How a Cremation Actually Works

How Does Cremation Work?

One of the more interesting aspects of our work is doing a cremation of a loved one. People often ask how a cremation works, and what’s the cremation process exactly?

When someone is cremated, they’re not just placed in open flames. They are first placed in a temporary fiberboard box, what we call a temporary casket. Then that container is placed into something called a “retort,” which is the brick oven that is made just for bodies, and it fits just one container at a time.

The container goes in on a conveyer and goes down onto a mesh grate inside the retort. The flames inside come from the top and bottom of the retort, onto the temporary container, at an incredibly high temperature of 1,500 degrees Fahrenheit – for 90 minutes. This really intense heat – for a long time period – will help reduce the body down to just its basic elements and some bone fragments. The heat incinerates everything in the body’s soft tissues, while also calcifying the bones until they crumble.

After that 90-minute heating period, we then allow for a cooldown period, which goes on for another 90 minutes. The entire cremation process in the retort takes three hours from heating to cooling.

Those times are averages, but a lot of factors help decide how long the body should be exposed to the heat, including the body’s height – the weight actually doesn’t matter as much – and the percentage of body fat to lean muscle mass.

What’s left on the grate are fragile bone fragments collected on a tray, but those pieces need to be granulated, so that it can be given to the family. These are some of the longer/bigger bones, like the femur, hip bone or pieces of the skull, and they are placed into what’s called a granulator.

The granulator grinds it down into a fine dust, which is then swept into a bag, except for what’s left over, like foreign items like a hip replacement or a pacemaker. For these reasons, we ask that bodies aren’t cremated while wearing rings or watches. Some of the other non-consumed metal objects, like screws, nails and hinges that might come from the casket itself are also removed.

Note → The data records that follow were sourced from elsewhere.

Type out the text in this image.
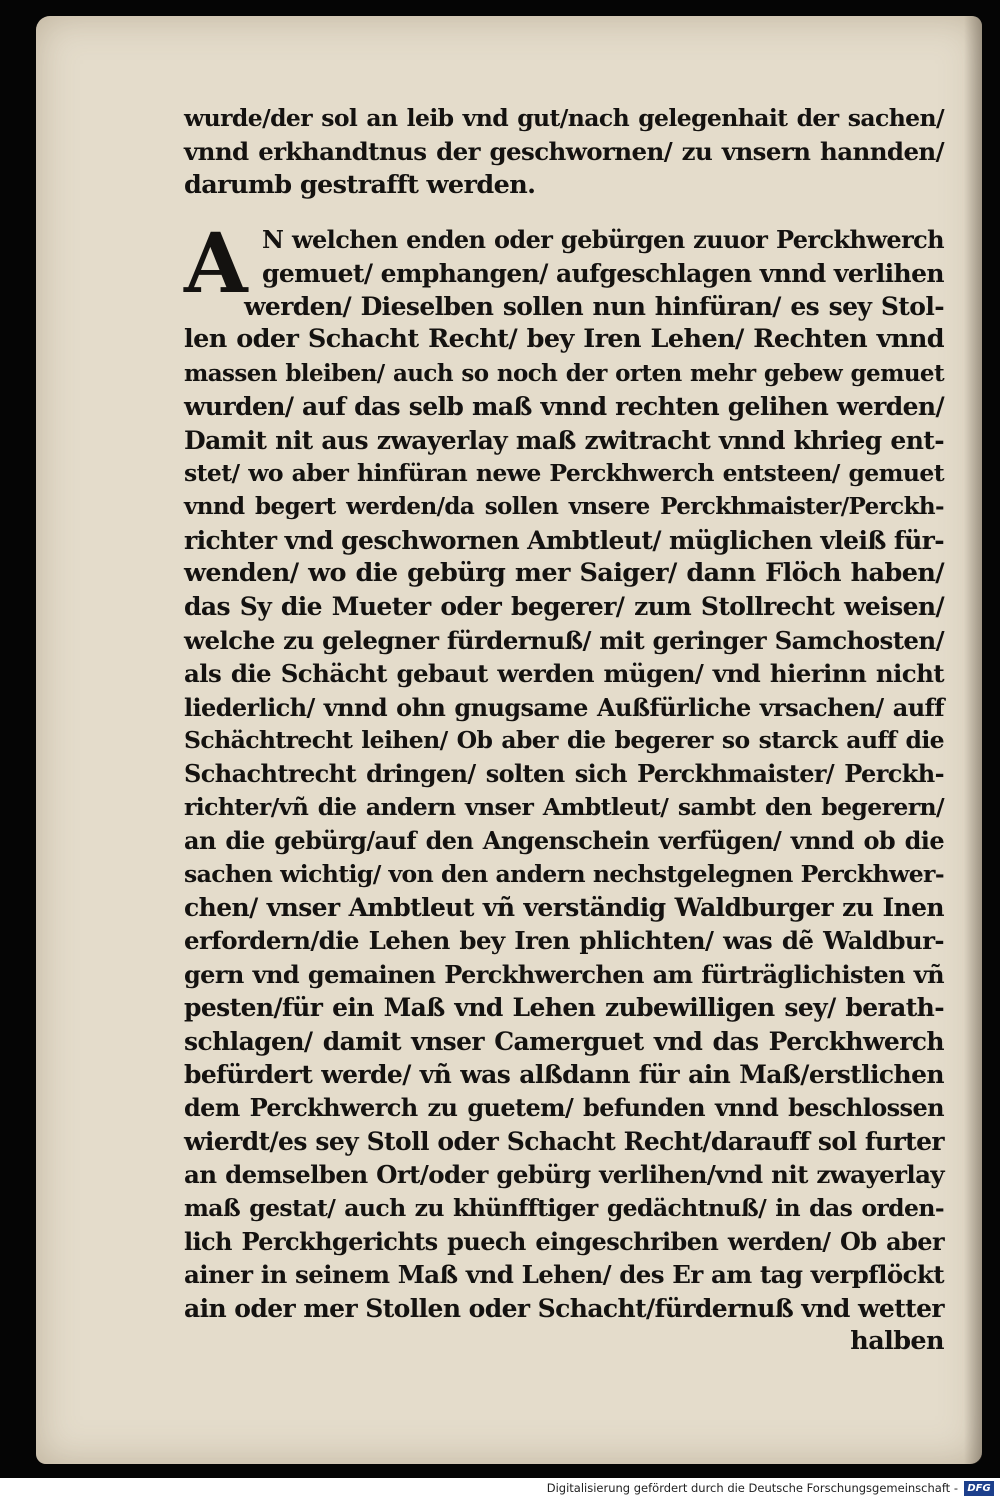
wurde/der sol an leib vnd gut/nach gelegenhait der sachen/
vnnd erkhandtnus der geschwornen/ zu vnsern hannden/
darumb gestrafft werden.
A N welchen enden oder gebürgen zuuor Perckhwerch
gemuet/ emphangen/ aufgeschlagen vnnd verlihen
werden/ Dieselben sollen nun hinfüran/ es sey Stol-
len oder Schacht Recht/ bey Iren Lehen/ Rechten vnnd
massen bleiben/ auch so noch der orten mehr gebew gemuet
wurden/ auf das selb maß vnnd rechten gelihen werden/
Damit nit aus zwayerlay maß zwitracht vnnd khrieg ent-
stet/ wo aber hinfüran newe Perckhwerch entsteen/ gemuet
vnnd begert werden/da sollen vnsere Perckhmaister/Perckh-
richter vnd geschwornen Ambtleut/ müglichen vleiß für-
wenden/ wo die gebürg mer Saiger/ dann Flöch haben/
das Sy die Mueter oder begerer/ zum Stollrecht weisen/
welche zu gelegner fürdernuß/ mit geringer Samchosten/
als die Schächt gebaut werden mügen/ vnd hierinn nicht
liederlich/ vnnd ohn gnugsame Außfürliche vrsachen/ auff
Schächtrecht leihen/ Ob aber die begerer so starck auff die
Schachtrecht dringen/ solten sich Perckhmaister/ Perckh-
richter/vñ die andern vnser Ambtleut/ sambt den begerern/
an die gebürg/auf den Angenschein verfügen/ vnnd ob die
sachen wichtig/ von den andern nechstgelegnen Perckhwer-
chen/ vnser Ambtleut vñ verständig Waldburger zu Inen
erfordern/die Lehen bey Iren phlichten/ was dẽ Waldbur-
gern vnd gemainen Perckhwerchen am fürträglichisten vñ
pesten/für ein Maß vnd Lehen zubewilligen sey/ berath-
schlagen/ damit vnser Camerguet vnd das Perckhwerch
befürdert werde/ vñ was alßdann für ain Maß/erstlichen
dem Perckhwerch zu guetem/ befunden vnnd beschlossen
wierdt/es sey Stoll oder Schacht Recht/darauff sol furter
an demselben Ort/oder gebürg verlihen/vnd nit zwayerlay
maß gestat/ auch zu khünfftiger gedächtnuß/ in das orden-
lich Perckhgerichts puech eingeschriben werden/ Ob aber
ainer in seinem Maß vnd Lehen/ des Er am tag verpflöckt
ain oder mer Stollen oder Schacht/fürdernuß vnd wetter
halben
Digitalisierung gefördert durch die Deutsche Forschungsgemeinschaft - DFG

We might also find dental work, prosthetics, implants and other objects that we end up manually removing either with forceps or with strong magnets. These metals are all removed and disposed of according to local laws.

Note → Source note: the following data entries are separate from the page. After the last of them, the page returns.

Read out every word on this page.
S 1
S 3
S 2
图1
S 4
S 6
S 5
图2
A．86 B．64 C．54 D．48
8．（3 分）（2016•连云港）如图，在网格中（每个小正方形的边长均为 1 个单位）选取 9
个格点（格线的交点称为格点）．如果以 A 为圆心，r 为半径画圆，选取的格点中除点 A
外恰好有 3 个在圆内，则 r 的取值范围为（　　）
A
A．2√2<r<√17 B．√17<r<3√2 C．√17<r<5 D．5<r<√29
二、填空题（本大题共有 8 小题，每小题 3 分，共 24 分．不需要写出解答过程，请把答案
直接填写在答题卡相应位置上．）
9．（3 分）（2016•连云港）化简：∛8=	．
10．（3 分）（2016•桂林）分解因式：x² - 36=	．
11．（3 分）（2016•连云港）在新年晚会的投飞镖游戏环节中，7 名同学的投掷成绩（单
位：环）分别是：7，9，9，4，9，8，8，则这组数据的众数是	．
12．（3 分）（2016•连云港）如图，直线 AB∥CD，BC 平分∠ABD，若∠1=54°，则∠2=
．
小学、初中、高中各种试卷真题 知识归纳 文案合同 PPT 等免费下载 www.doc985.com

That also includes dental work and biohazardous waste that we don’t put inside the cremation bag, which includes fillings and other foreign objects inside the body.

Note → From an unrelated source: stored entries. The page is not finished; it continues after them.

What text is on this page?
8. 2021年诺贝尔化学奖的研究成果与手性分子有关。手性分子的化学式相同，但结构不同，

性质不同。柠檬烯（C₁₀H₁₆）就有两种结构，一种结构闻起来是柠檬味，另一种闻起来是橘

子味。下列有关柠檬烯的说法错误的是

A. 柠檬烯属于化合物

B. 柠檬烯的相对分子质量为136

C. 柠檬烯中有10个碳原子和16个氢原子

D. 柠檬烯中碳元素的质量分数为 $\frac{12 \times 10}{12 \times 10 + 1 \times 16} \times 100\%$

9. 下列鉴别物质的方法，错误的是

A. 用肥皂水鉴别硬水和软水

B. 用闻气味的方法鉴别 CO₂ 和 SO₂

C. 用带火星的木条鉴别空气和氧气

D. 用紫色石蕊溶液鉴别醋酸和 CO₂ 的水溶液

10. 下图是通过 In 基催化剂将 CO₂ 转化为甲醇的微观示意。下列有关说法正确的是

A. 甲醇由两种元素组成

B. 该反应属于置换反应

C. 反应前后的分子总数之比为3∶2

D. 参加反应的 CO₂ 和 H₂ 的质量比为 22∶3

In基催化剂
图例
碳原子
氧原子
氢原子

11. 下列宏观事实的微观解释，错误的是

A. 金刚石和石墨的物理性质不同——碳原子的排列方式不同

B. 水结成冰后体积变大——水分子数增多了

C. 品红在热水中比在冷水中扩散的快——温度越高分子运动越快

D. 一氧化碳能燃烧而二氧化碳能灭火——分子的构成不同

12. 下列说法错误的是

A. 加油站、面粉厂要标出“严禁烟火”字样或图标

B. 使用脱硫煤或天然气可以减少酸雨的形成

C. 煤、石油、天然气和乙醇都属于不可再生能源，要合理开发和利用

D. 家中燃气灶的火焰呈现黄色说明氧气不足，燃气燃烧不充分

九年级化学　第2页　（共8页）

Interestingly, pacemakers are removed before the cremation takes place because of the batteries inside the pacemaker. Those batteries can explode inside the retort and do damage to the brick walls inside the oven. Metal objects that go into the granulator can certainly do some damage to it.

How a cremation works can be broken down into the concept that the body is incinerated at high temperatures with a high, dry heat, which vaporizes most of the body, leaving the remains that gets placed into a bag for loved ones.